4 Types of Content Marketing

These are just a few examples of different types of content marketing. There are plenty more not included here like ebooks, whitepapers, and case studies.

Educational Guides

Mode Analytics is a company that helps companies query, analyze, and visualize their data. One of their content marketing strategies is to build free introductory courses to SQL and Python.

Relevant

Picking these topics self-selects for an audience that is interested in learning more about analytics, and would thus be a great fit for their product.

Valuable

The lessons are extremely well organized and approachable for someone just getting started with SQL. There is tremendous value in teaching a marketable skill in an easy-to-understand way.

Goal-Oriented

The tutorials have a clear end goal of prompting the user to connect their data to the platform. This is by far the biggest hurdle to getting started with the platform justifying the need for such a high-quality piece of content.

Free Tools

Clearbit provides company and employee-level data enrichment to reduce the amount of information you need to collect from prospects. One of their content marketing activities that I see as highly effective is the creation of free-to-use tools that give a sample of the value of their platform.

Relevant

Clearbit’s target audience is fairly broad, but one key demographic is business leaders. This tool directly targets those thinking about the business as a whole.

Valuable

The value of this tool is incredible for someone trying to understand the viability of their business.

Goal-Oriented

The email-gating of the report makes the goal incredibly clear, they are pushing the user into an email flow that will hopefully result in a signup.

Podcasts

Hubspot is a customer relationship management platform (CRM).
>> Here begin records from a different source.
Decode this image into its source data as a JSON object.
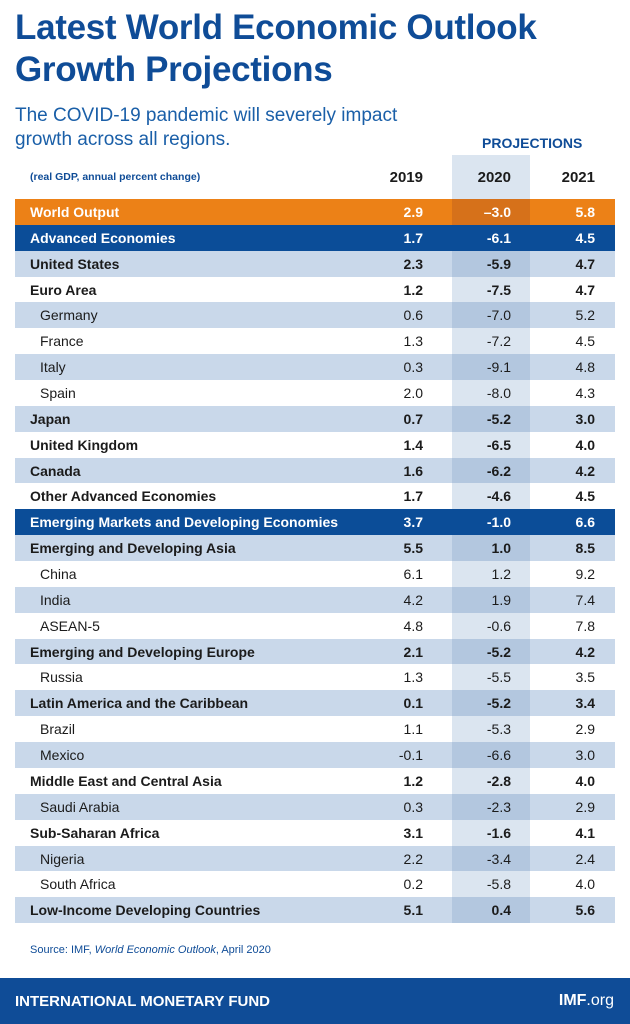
{
  "header": {
    "title_lines": [
      "Latest World Economic Outlook",
      "Growth Projections"
    ],
    "subtitle": "The COVID-19 pandemic will severely impact growth across all regions."
  },
  "table": {
    "projections_label": "PROJECTIONS",
    "units": "(real GDP, annual percent change)",
    "years": [
      "2019",
      "2020",
      "2021"
    ],
    "world": {
      "label": "World Output",
      "values": [
        "2.9",
        "–3.0",
        "5.8"
      ]
    },
    "groups": [
      {
        "label": "Advanced Economies",
        "values": [
          "1.7",
          "-6.1",
          "4.5"
        ],
        "regions": [
          {
            "label": "United States",
            "values": [
              "2.3",
              "-5.9",
              "4.7"
            ],
            "countries": []
          },
          {
            "label": "Euro Area",
            "values": [
              "1.2",
              "-7.5",
              "4.7"
            ],
            "countries": [
              {
                "label": "Germany",
                "values": [
                  "0.6",
                  "-7.0",
                  "5.2"
                ]
              },
              {
                "label": "France",
                "values": [
                  "1.3",
                  "-7.2",
                  "4.5"
                ]
              },
              {
                "label": "Italy",
                "values": [
                  "0.3",
                  "-9.1",
                  "4.8"
                ]
              },
              {
                "label": "Spain",
                "values": [
                  "2.0",
                  "-8.0",
                  "4.3"
                ]
              }
            ]
          },
          {
            "label": "Japan",
            "values": [
              "0.7",
              "-5.2",
              "3.0"
            ],
            "countries": []
          },
          {
            "label": "United Kingdom",
            "values": [
              "1.4",
              "-6.5",
              "4.0"
            ],
            "countries": []
          },
          {
            "label": "Canada",
            "values": [
              "1.6",
              "-6.2",
              "4.2"
            ],
            "countries": []
          },
          {
            "label": "Other Advanced Economies",
            "values": [
              "1.7",
              "-4.6",
              "4.5"
            ],
            "countries": []
          }
        ]
      },
      {
        "label": "Emerging Markets and Developing Economies",
        "values": [
          "3.7",
          "-1.0",
          "6.6"
        ],
        "regions": [
          {
            "label": "Emerging and Developing Asia",
            "values": [
              "5.5",
              "1.0",
              "8.5"
            ],
            "countries": [
              {
                "label": "China",
                "values": [
                  "6.1",
                  "1.2",
                  "9.2"
                ]
              },
              {
                "label": "India",
                "values": [
                  "4.2",
                  "1.9",
                  "7.4"
                ]
              },
              {
                "label": "ASEAN-5",
                "values": [
                  "4.8",
                  "-0.6",
                  "7.8"
                ]
              }
            ]
          },
          {
            "label": "Emerging and Developing Europe",
            "values": [
              "2.1",
              "-5.2",
              "4.2"
            ],
            "countries": [
              {
                "label": "Russia",
                "values": [
                  "1.3",
                  "-5.5",
                  "3.5"
                ]
              }
            ]
          },
          {
            "label": "Latin America and the Caribbean",
            "values": [
              "0.1",
              "-5.2",
              "3.4"
            ],
            "countries": [
              {
                "label": "Brazil",
                "values": [
                  "1.1",
                  "-5.3",
                  "2.9"
                ]
              },
              {
                "label": "Mexico",
                "values": [
                  "-0.1",
                  "-6.6",
                  "3.0"
                ]
              }
            ]
          },
          {
            "label": "Middle East and Central Asia",
            "values": [
              "1.2",
              "-2.8",
              "4.0"
            ],
            "countries": [
              {
                "label": "Saudi Arabia",
                "values": [
                  "0.3",
                  "-2.3",
                  "2.9"
                ]
              }
            ]
          },
          {
            "label": "Sub-Saharan Africa",
            "values": [
              "3.1",
              "-1.6",
              "4.1"
            ],
            "countries": [
              {
                "label": "Nigeria",
                "values": [
                  "2.2",
                  "-3.4",
                  "2.4"
                ]
              },
              {
                "label": "South Africa",
                "values": [
                  "0.2",
                  "-5.8",
                  "4.0"
                ]
              }
            ]
          },
          {
            "label": "Low-Income Developing Countries",
            "values": [
              "5.1",
              "0.4",
              "5.6"
            ],
            "countries": []
          }
        ]
      }
    ]
  },
  "source": {
    "prefix": "Source: IMF, ",
    "publication": "World Economic Outlook",
    "suffix": ", April 2020"
  },
  "footer": {
    "organization": "INTERNATIONAL MONETARY FUND",
    "site_bold": "IMF",
    "site_rest": ".org"
  }
}
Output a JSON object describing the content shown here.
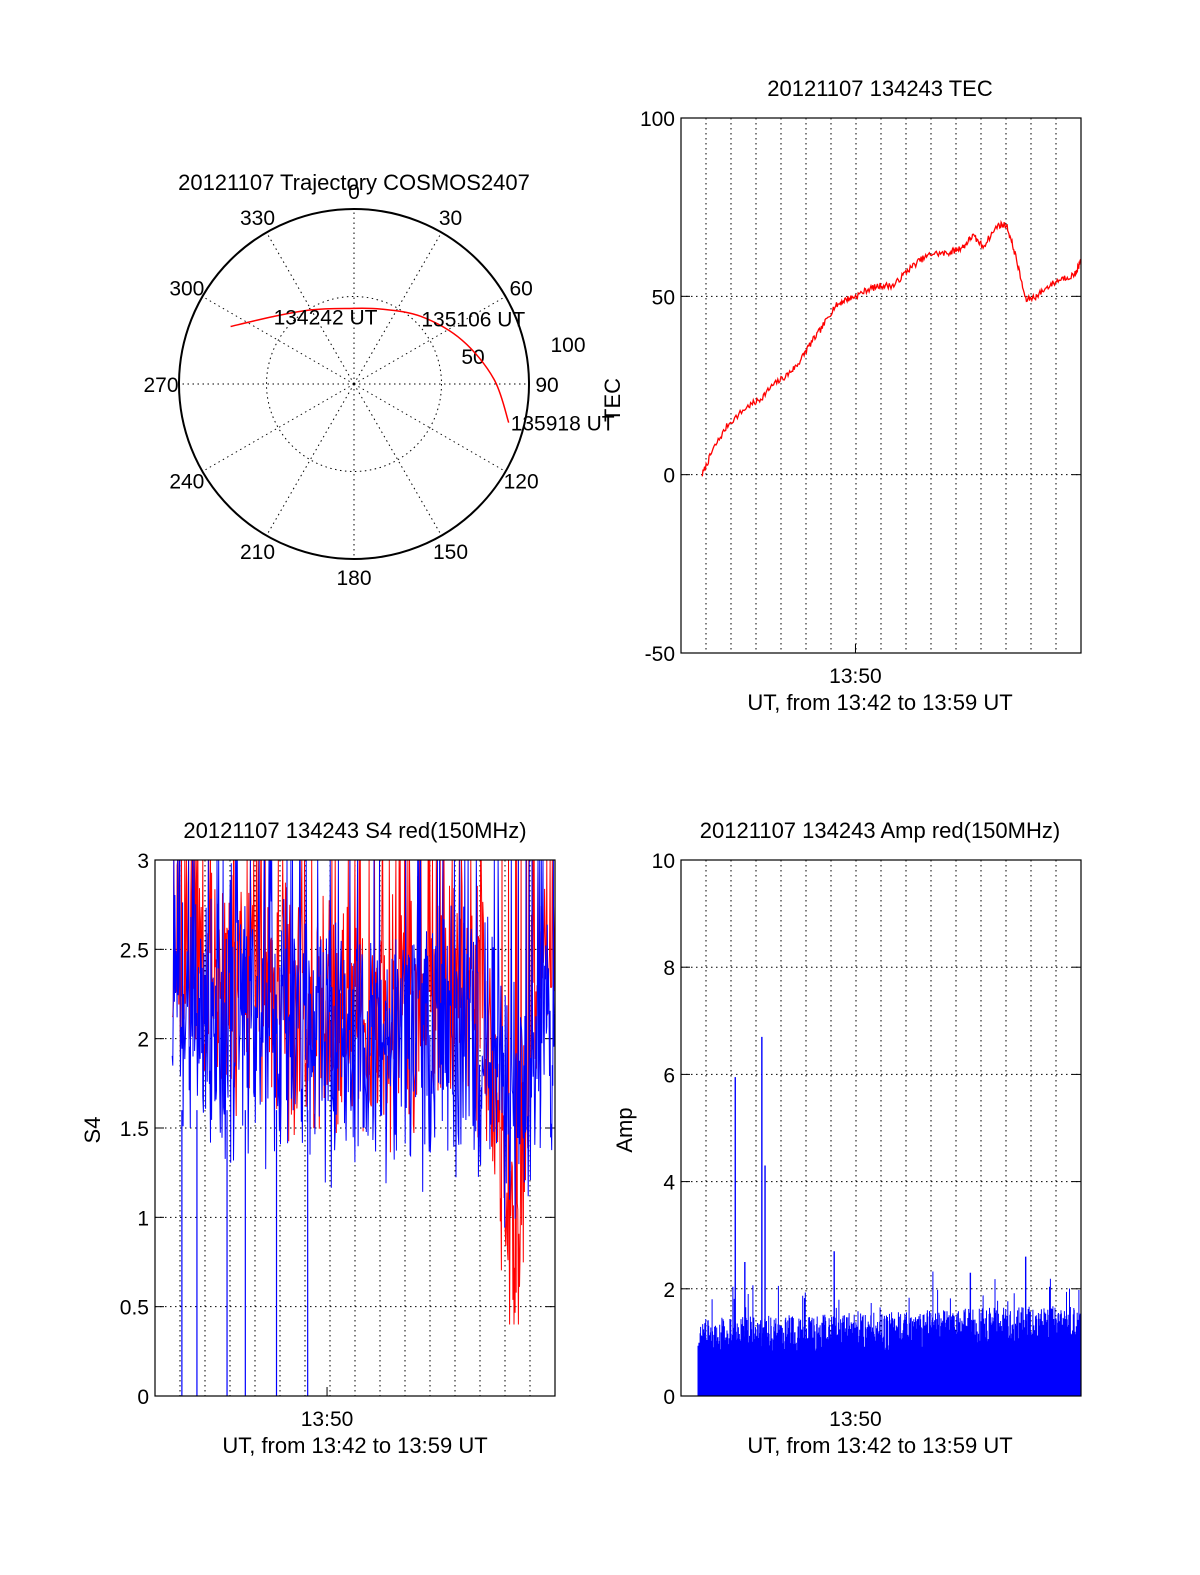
{
  "colors": {
    "red": "#ff0000",
    "blue": "#0000ff",
    "axis": "#000000",
    "background": "#ffffff"
  },
  "chart_data": [
    {
      "type": "polar",
      "title": "20121107 Trajectory COSMOS2407",
      "azimuth_labels": [
        "0",
        "30",
        "60",
        "90",
        "120",
        "150",
        "180",
        "210",
        "240",
        "270",
        "300",
        "330"
      ],
      "radial_labels": [
        "50",
        "100"
      ],
      "elevation_range": [
        0,
        90
      ],
      "grid": true,
      "series": [
        {
          "color": "#ff0000",
          "points": [
            {
              "az": 295,
              "el": 20
            },
            {
              "az": 310,
              "el": 36
            },
            {
              "az": 330,
              "el": 46
            },
            {
              "az": 355,
              "el": 51
            },
            {
              "az": 20,
              "el": 49
            },
            {
              "az": 45,
              "el": 41
            },
            {
              "az": 68,
              "el": 30
            },
            {
              "az": 88,
              "el": 18
            },
            {
              "az": 104,
              "el": 8
            }
          ]
        }
      ],
      "annotations": [
        {
          "text": "134242 UT",
          "az": 310,
          "el": 36
        },
        {
          "text": "135106 UT",
          "az": 45,
          "el": 41
        },
        {
          "text": "135918 UT",
          "az": 104,
          "el": 8
        }
      ]
    },
    {
      "type": "line",
      "title": "20121107 134243 TEC",
      "ylabel": "TEC",
      "xlabel": "UT, from 13:42 to 13:59 UT",
      "x_tick_labels": [
        {
          "t": 50,
          "label": "13:50"
        }
      ],
      "xlim": [
        41.8,
        60.6
      ],
      "ylim": [
        -50,
        100
      ],
      "y_ticks": [
        "100",
        "50",
        "0",
        "-50"
      ],
      "grid": true,
      "series": [
        {
          "color": "#ff0000",
          "x": [
            42.8,
            43.3,
            44.0,
            44.9,
            45.5,
            46.1,
            46.8,
            47.3,
            47.8,
            48.4,
            49.0,
            49.5,
            50.0,
            50.6,
            51.2,
            51.8,
            52.4,
            53.0,
            53.6,
            54.3,
            54.7,
            55.1,
            55.5,
            56.0,
            56.7,
            57.1,
            57.5,
            58.0,
            58.5,
            59.1,
            59.7,
            60.3,
            60.6
          ],
          "y": [
            0,
            7,
            14,
            19,
            21,
            25,
            28,
            31,
            36,
            41,
            47,
            49,
            50,
            52,
            53,
            53,
            57,
            60,
            62,
            62,
            63,
            64,
            67,
            64,
            70,
            70,
            62,
            49,
            50,
            53,
            55,
            56,
            60
          ]
        }
      ]
    },
    {
      "type": "line",
      "title": "20121107 134243 S4 red(150MHz)",
      "ylabel": "S4",
      "xlabel": "UT, from 13:42 to 13:59 UT",
      "x_tick_labels": [
        {
          "t": 50,
          "label": "13:50"
        }
      ],
      "xlim": [
        42.0,
        60.6
      ],
      "ylim": [
        0,
        3
      ],
      "y_ticks": [
        "3",
        "2.5",
        "2",
        "1.5",
        "1",
        "0.5",
        "0"
      ],
      "grid": true,
      "series": [
        {
          "color": "#ff0000",
          "t": [
            42.8,
            60.6
          ],
          "level_profile": [
            [
              42.8,
              2.45
            ],
            [
              46.0,
              2.3
            ],
            [
              49.0,
              2.15
            ],
            [
              51.0,
              2.0
            ],
            [
              53.0,
              2.1
            ],
            [
              55.0,
              2.3
            ],
            [
              57.5,
              2.1
            ],
            [
              58.3,
              1.0
            ],
            [
              58.9,
              0.7
            ],
            [
              59.5,
              2.2
            ],
            [
              60.6,
              2.6
            ]
          ],
          "spread": 0.55,
          "ymax": 3
        },
        {
          "color": "#0000ff",
          "t": [
            42.8,
            60.6
          ],
          "level_profile": [
            [
              42.8,
              2.2
            ],
            [
              46.0,
              2.1
            ],
            [
              49.0,
              2.0
            ],
            [
              52.0,
              1.9
            ],
            [
              55.0,
              2.0
            ],
            [
              57.5,
              2.05
            ],
            [
              58.5,
              1.7
            ],
            [
              59.3,
              1.8
            ],
            [
              60.6,
              1.9
            ]
          ],
          "spread": 0.6,
          "ymax": 3,
          "dropouts": [
            43.25,
            43.95,
            45.35,
            46.2,
            47.65,
            49.1
          ]
        }
      ]
    },
    {
      "type": "bar",
      "title": "20121107 134243 Amp red(150MHz)",
      "ylabel": "Amp",
      "xlabel": "UT, from 13:42 to 13:59 UT",
      "x_tick_labels": [
        {
          "t": 50,
          "label": "13:50"
        }
      ],
      "xlim": [
        41.8,
        60.6
      ],
      "ylim": [
        0,
        10
      ],
      "y_ticks": [
        "10",
        "8",
        "6",
        "4",
        "2",
        "0"
      ],
      "grid": true,
      "series": [
        {
          "color": "#0000ff",
          "t": [
            42.6,
            60.6
          ],
          "base_level": 0.95,
          "spread": 0.45,
          "peaks": [
            {
              "t": 44.35,
              "value": 5.95
            },
            {
              "t": 45.6,
              "value": 6.7
            },
            {
              "t": 45.75,
              "value": 4.3
            },
            {
              "t": 44.8,
              "value": 2.5
            },
            {
              "t": 49.0,
              "value": 2.7
            },
            {
              "t": 55.4,
              "value": 2.3
            },
            {
              "t": 58.0,
              "value": 2.6
            }
          ]
        }
      ]
    }
  ]
}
They are an all-in-one solution to many needs that businesses have as they scale. I have been extremely interested in their heavy investment in podcasting as their predominant content marketing strategy.

Relevant

The audience for HubSpot is simple, all businesses. Their math is equally as simple: more successful businesses = more potential customers. This strategy of using their content to both attract an audience and increase their total addressable market is fascinating.

Valuable

The value Hubspot brings here varies by podcast, but typically strikes some sort of balance between entertainment and education. With such a heavy investment in this medium, they have been able to diversify and bring different types of value to different segments of their audience.

Goal-Oriented

Hubspot is playing the long game here. Podcasts are notoriously difficult to track and include in any sort of attribution modal. They are making a multi-year investment here, which for a publicly traded company is remarkable. The message they want to send to their listeners is “Hubspot gives me everything I need to be successful in my business.” From podcast education to CRM and marketing tools, they want to associate their brand with business success.

Video Content Marketing

One interesting company that popped onto my radar a few years back was AlgoExpert.io. They are a software engineer prep company that heavily markets to those applying to Facebook, Apple, Amazon, Netflix, and Google (FAANG). Clement started this YouTube channel and heavily invested in building a YouTube audience in order to drive traffic to his company’s website.

Relevant

As you can see above, the content is quite clearly targeting those interested in large tech firms like Google. The only people that would watch a video like “Google Systems Design Interview with Ex-Googler” are people interested in applying to Google.

Valuable

Clement does an excellent job providing an inside scoop on what are often black boxes. His history of rising through the ranks at Google gives him unique insights that he is able to share in a compelling way. He also does an excellent job collaborating with other people whose backgrounds give them unique insights. The evidence of the value is made clear by

Goal-Oriented

The goal is made clear through his almost obligatory mention of AlgoExpert at the beginning of every video. With such focused niche content, his goal of new users for his platform seems to be the next logical step for viewers wanting to apply for a software engineering position.